Setup GoToSocial on AWS Lightsail
That will be a short microblog-style post. As you may know AWS Community Builder, as part of the program benefits is receiving 500$ per year of AWS Cloud credits. Seems a lot, however, domain name registration is excluded, also based on on-demand pricing, 500$ is ok for test ideas, or writing content. Not very good, for long-running services different from S3. However, some time ago I thought about running software on VMs. Not inside containers just as binary. So, why not to use Lightsail? It's simple, even too simple. Thankfully it has, a stable low price, especially if we decide to go with IPv6.
Lightsail
Build applications and websites Fast with low-cost, pre-configured cloud resources
The problem with Lightsail is the level of simplicity. You have fewer options, than with the usage of EC2. You can just sping your instance, choose keys, basic firewall, assign tags and that's is more-less all. Don't believe me? Check Terraform module.
Is that good? In some cases yes.
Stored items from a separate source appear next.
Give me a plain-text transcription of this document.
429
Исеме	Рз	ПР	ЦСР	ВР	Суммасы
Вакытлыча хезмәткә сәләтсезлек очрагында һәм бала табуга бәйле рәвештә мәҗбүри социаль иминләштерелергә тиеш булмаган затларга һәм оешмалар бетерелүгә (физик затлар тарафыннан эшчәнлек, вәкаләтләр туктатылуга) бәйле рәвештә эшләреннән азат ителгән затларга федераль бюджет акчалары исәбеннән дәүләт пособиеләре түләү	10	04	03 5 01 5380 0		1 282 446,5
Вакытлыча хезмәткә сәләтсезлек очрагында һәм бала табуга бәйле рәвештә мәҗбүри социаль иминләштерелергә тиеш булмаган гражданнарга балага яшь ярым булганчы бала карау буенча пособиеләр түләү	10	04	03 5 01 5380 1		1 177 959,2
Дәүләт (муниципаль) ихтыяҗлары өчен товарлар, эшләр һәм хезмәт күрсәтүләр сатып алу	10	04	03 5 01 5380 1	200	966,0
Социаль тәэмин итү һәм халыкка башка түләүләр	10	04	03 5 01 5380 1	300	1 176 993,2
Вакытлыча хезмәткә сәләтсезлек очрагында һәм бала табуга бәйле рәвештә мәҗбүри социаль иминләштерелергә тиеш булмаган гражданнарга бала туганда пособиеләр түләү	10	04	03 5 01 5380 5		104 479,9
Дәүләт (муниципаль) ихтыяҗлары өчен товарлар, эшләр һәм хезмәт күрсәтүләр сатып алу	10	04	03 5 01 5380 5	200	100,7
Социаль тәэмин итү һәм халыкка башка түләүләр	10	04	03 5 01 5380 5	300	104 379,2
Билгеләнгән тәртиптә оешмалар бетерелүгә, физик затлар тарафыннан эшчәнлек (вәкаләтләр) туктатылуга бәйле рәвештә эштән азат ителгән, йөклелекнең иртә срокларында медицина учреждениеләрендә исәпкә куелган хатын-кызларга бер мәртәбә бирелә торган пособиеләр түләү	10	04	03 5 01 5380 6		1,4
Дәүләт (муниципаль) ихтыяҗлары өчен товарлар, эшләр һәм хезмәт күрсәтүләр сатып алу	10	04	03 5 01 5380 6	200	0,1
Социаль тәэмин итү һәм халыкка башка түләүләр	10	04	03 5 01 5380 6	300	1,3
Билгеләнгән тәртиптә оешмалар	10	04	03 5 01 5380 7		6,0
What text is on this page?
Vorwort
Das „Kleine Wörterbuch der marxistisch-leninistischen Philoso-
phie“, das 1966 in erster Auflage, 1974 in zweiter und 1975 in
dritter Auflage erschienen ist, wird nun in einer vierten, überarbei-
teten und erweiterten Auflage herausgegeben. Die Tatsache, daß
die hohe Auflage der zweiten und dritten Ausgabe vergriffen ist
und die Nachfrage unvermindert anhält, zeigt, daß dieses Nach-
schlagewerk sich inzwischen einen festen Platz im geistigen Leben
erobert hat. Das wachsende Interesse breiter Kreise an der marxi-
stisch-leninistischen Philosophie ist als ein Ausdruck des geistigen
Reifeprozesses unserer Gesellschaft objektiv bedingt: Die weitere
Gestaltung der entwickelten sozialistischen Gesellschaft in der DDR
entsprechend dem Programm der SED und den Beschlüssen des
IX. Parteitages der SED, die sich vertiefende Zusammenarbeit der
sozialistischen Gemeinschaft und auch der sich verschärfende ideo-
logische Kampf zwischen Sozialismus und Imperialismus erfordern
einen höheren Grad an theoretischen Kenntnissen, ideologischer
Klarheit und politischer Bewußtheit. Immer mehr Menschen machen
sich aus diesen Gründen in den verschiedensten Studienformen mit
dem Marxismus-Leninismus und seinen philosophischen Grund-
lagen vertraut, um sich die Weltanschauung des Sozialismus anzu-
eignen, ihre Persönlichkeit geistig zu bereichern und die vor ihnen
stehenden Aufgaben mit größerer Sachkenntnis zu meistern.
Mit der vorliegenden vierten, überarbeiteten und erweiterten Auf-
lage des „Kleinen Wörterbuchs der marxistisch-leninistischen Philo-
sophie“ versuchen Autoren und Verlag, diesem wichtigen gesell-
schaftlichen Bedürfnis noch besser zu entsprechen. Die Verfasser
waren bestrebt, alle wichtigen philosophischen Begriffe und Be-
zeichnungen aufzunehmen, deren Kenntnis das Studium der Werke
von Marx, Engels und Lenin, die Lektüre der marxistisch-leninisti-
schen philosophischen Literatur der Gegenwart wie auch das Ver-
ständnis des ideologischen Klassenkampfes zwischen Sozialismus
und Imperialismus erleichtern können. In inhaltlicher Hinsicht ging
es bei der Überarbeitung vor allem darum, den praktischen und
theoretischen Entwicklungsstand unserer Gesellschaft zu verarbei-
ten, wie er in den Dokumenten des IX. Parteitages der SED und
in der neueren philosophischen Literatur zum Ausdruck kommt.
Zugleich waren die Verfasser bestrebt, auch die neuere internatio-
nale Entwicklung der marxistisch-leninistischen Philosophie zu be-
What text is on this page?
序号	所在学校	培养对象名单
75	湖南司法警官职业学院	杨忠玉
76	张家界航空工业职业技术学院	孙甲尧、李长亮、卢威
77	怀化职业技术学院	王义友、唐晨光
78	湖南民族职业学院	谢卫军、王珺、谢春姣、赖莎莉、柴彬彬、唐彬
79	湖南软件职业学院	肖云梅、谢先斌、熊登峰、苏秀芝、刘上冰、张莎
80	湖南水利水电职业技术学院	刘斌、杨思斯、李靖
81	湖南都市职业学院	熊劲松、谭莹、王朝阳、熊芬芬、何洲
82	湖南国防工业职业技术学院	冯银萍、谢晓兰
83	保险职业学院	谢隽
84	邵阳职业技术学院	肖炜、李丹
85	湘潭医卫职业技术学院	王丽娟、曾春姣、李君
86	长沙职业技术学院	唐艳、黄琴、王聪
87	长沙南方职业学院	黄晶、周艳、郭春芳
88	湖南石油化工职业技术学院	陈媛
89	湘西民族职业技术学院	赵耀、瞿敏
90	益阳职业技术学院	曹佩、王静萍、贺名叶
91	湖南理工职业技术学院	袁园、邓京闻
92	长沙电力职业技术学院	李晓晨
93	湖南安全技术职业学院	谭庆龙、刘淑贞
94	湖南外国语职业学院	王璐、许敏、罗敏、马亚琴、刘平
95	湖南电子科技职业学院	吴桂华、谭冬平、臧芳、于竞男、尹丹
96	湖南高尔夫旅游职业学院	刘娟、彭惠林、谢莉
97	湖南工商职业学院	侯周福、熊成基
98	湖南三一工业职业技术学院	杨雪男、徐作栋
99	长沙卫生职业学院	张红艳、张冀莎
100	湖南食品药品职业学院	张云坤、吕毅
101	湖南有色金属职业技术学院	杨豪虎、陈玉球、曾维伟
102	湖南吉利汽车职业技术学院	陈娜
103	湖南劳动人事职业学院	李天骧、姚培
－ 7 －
Setting simple 5$/month machine, with centOS-stream, and Ipv4 (for setup time only) it's possible tyle lini kodu, and looks like that:
1terraform {
2 required_version = ">= 1.12.1"
3 required_providers {
4 aws = {
5 source = "hashicorp/aws"
6 version = "5.94.1"
7 }
8 }
9}
10
11provider "aws" {
12 region = "eu-central-1"
13}
14
15resource "aws_lightsail_instance" "gotosocial-instnace" {
16 name = "my-great-app"
17 availability_zone = "eu-central-1a"
18 blueprint_id = "centos_stream_9" # aws lightsail get-blueprints | jq ".blueprints[].blueprintId"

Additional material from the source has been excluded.